ワケありオンナとワケあり男子の共同生活


あきくんは少し遅れて就職した。多分まだ1週間ちょっと。

わたしはあきくんの言葉に首を横に振る。

「まだ慣れない。なんかね、講習では利用者さんとしっかり向き合ってって勉強したけど、実際それをしようと思っても出来ない。業務に追われて、なかなか1人1人と向き合えない」

講習で勉強したことと現場が違う。わたしがまだ早く仕事出来ないから余計になんだろうけど余裕がない。

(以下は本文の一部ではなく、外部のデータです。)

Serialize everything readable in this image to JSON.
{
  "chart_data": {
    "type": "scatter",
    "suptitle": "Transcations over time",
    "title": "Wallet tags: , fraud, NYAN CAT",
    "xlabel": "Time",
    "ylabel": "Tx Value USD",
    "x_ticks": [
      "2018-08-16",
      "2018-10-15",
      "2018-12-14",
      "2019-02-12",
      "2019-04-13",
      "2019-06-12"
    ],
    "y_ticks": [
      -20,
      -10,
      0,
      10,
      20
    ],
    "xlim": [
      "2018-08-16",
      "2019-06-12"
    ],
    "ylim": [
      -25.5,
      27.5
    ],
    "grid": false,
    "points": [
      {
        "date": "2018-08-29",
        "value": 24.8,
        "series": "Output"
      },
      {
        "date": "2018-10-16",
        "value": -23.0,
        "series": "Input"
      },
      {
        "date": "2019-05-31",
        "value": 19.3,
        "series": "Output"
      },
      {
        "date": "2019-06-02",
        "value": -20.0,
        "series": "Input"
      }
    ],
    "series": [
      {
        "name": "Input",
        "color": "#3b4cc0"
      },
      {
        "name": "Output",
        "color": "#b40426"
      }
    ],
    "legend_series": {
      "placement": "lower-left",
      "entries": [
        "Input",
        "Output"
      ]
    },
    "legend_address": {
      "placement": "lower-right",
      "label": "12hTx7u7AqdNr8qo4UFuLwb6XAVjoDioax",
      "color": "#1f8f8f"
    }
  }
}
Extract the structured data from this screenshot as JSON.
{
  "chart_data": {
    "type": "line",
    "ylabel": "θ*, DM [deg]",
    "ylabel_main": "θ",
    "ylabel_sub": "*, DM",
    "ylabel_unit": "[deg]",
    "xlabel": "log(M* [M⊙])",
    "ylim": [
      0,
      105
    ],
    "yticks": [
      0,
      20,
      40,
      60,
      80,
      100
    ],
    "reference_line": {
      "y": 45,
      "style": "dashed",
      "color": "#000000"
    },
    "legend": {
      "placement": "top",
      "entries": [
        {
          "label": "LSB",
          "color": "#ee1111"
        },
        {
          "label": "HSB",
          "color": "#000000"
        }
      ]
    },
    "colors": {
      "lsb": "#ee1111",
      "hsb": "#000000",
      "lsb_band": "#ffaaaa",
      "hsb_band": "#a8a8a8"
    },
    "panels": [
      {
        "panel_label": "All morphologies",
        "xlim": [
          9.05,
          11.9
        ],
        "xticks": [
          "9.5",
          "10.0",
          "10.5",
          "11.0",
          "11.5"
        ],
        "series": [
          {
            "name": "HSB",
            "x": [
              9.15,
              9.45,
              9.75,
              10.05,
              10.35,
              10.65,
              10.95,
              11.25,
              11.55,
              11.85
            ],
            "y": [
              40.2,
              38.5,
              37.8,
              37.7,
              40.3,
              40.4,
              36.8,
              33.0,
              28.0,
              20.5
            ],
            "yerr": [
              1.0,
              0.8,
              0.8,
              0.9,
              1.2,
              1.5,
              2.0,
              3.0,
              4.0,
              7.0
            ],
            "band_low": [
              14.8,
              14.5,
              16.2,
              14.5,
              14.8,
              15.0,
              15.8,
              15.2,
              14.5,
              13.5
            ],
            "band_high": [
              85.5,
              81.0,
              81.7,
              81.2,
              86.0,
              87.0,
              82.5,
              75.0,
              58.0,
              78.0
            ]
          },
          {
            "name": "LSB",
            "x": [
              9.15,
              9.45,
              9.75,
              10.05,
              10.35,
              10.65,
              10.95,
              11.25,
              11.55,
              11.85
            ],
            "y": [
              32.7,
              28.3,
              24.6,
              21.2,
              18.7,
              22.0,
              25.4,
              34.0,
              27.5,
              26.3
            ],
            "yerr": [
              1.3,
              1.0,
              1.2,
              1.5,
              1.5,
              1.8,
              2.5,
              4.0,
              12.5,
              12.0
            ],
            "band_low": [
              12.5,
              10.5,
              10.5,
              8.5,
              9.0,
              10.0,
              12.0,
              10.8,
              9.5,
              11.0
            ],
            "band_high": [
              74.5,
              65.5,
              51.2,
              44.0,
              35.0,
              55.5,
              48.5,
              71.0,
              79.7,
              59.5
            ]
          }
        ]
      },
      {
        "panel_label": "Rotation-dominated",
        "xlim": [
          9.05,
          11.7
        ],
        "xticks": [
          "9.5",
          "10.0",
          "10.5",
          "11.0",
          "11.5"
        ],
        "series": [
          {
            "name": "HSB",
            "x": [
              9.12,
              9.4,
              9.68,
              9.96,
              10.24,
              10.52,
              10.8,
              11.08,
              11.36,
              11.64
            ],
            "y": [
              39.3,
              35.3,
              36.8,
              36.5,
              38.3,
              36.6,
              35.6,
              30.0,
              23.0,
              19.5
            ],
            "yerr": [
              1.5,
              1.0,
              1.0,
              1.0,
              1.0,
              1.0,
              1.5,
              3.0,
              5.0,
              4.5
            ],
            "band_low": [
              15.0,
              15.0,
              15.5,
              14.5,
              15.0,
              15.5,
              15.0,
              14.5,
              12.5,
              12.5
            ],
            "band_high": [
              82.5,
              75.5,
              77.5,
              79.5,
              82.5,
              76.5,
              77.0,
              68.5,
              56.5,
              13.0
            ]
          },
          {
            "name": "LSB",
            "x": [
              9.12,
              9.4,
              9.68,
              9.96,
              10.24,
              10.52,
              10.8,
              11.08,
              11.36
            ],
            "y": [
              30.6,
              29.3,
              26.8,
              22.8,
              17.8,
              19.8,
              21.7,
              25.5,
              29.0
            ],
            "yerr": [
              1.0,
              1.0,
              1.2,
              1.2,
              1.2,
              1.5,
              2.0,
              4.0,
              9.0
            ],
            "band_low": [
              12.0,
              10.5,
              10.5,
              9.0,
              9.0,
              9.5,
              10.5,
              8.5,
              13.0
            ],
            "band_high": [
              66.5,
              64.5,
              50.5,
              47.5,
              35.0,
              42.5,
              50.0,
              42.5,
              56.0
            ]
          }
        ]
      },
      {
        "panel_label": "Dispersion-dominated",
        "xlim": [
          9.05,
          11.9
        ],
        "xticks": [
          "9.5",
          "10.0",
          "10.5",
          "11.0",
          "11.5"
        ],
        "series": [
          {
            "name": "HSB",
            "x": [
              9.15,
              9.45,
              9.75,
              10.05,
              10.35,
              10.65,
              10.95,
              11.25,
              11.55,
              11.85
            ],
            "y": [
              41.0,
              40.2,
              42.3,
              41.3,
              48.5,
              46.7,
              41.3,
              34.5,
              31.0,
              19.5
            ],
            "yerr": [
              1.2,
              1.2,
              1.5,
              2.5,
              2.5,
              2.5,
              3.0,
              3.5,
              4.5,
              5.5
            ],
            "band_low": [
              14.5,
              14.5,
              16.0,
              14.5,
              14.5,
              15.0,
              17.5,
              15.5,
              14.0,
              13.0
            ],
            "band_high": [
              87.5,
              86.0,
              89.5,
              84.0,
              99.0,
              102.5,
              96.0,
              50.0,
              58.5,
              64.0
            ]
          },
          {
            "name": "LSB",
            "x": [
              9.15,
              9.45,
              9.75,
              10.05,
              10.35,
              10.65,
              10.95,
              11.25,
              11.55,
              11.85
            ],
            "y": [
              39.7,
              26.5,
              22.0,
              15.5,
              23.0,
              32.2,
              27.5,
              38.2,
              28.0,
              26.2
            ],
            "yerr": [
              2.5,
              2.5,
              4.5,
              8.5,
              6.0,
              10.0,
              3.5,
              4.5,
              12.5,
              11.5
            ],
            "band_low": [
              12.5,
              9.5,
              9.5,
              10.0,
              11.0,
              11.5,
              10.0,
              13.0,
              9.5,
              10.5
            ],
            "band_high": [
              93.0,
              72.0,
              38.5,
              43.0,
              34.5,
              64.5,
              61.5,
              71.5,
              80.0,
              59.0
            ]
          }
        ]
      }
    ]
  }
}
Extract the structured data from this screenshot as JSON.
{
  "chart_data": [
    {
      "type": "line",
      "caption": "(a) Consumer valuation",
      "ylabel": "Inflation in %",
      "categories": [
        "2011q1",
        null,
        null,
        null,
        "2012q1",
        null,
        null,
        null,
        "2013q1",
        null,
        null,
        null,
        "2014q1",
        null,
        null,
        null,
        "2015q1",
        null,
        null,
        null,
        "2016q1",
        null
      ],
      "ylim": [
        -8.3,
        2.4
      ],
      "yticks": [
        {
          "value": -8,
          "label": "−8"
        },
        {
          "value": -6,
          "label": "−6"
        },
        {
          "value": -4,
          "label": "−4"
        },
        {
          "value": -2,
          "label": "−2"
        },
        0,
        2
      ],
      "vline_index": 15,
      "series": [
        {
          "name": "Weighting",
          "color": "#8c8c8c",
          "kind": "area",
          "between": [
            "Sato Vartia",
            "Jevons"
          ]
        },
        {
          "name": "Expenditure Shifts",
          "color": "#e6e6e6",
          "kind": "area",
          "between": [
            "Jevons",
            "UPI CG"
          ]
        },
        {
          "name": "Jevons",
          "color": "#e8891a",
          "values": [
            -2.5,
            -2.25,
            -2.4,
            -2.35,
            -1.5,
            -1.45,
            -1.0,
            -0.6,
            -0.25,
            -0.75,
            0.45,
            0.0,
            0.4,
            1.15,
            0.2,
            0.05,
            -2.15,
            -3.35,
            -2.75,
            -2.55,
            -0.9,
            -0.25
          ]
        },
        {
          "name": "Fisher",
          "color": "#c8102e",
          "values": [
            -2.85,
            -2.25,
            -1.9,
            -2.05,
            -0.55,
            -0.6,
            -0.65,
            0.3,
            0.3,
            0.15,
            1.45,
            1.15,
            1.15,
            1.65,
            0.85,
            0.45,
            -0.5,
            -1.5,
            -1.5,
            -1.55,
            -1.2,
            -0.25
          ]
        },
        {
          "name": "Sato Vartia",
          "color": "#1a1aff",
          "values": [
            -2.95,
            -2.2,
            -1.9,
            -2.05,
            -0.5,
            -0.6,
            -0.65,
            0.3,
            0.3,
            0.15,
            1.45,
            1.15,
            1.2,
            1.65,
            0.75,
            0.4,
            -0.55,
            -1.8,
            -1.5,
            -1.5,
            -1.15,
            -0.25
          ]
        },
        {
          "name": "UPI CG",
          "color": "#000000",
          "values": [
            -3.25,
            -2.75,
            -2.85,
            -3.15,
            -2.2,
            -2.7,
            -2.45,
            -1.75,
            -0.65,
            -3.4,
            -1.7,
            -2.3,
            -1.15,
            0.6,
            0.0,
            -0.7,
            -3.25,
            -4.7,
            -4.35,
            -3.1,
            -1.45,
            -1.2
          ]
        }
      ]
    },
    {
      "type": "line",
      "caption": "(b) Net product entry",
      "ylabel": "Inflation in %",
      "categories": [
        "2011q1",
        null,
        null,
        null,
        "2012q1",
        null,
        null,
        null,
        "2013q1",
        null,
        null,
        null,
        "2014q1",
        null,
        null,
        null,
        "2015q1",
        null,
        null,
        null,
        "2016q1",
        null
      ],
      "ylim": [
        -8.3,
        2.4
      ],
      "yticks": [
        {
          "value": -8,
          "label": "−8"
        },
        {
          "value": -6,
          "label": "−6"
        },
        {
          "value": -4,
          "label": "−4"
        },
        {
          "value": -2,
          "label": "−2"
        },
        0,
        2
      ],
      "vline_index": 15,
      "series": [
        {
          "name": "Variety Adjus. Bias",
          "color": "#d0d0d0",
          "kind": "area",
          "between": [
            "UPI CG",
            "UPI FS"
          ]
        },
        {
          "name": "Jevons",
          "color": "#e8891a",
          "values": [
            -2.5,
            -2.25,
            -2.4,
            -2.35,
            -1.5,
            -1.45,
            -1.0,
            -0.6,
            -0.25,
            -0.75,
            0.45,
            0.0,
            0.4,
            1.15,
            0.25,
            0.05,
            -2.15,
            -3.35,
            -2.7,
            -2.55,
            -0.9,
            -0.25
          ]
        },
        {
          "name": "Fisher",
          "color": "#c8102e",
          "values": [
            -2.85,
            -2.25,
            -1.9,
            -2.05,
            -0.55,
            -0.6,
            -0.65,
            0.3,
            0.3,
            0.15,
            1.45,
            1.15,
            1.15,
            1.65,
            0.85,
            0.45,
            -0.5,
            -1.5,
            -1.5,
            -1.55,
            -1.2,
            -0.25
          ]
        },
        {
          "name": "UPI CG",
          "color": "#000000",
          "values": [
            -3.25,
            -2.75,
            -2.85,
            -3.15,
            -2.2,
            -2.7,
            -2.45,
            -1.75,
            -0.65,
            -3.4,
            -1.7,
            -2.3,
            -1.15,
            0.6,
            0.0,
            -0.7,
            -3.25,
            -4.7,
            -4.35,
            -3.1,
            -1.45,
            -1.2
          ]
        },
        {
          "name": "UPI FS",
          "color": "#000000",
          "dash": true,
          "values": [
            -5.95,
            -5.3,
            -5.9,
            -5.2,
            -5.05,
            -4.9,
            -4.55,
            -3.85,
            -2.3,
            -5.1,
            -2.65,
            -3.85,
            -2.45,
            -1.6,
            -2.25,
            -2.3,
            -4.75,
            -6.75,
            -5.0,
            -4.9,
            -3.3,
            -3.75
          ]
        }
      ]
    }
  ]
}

「おれもね、介護施設じゃなくて病院だから当たり前だけど講習で習ったことと違うから戸惑ってる」

就職してまだ1週間のあきくんは余計にしんどいかもしれない。

病院は"利用者"ではなく"患者"と呼ぶし、介護士は日常生活の介助に対して看護助手は看護師の手伝い。シーツ交換や入浴介助と表向きすることは似てるかもしれないけど、病院と施設ではやっぱり色々と違う。

あきくんの仕事の話を聞いて、そう思う。

就職したばかりのわたしたちは悩みが尽きない。こうして夕食で話すことで、お互い次の日頑張ろうって思えるんだと思う。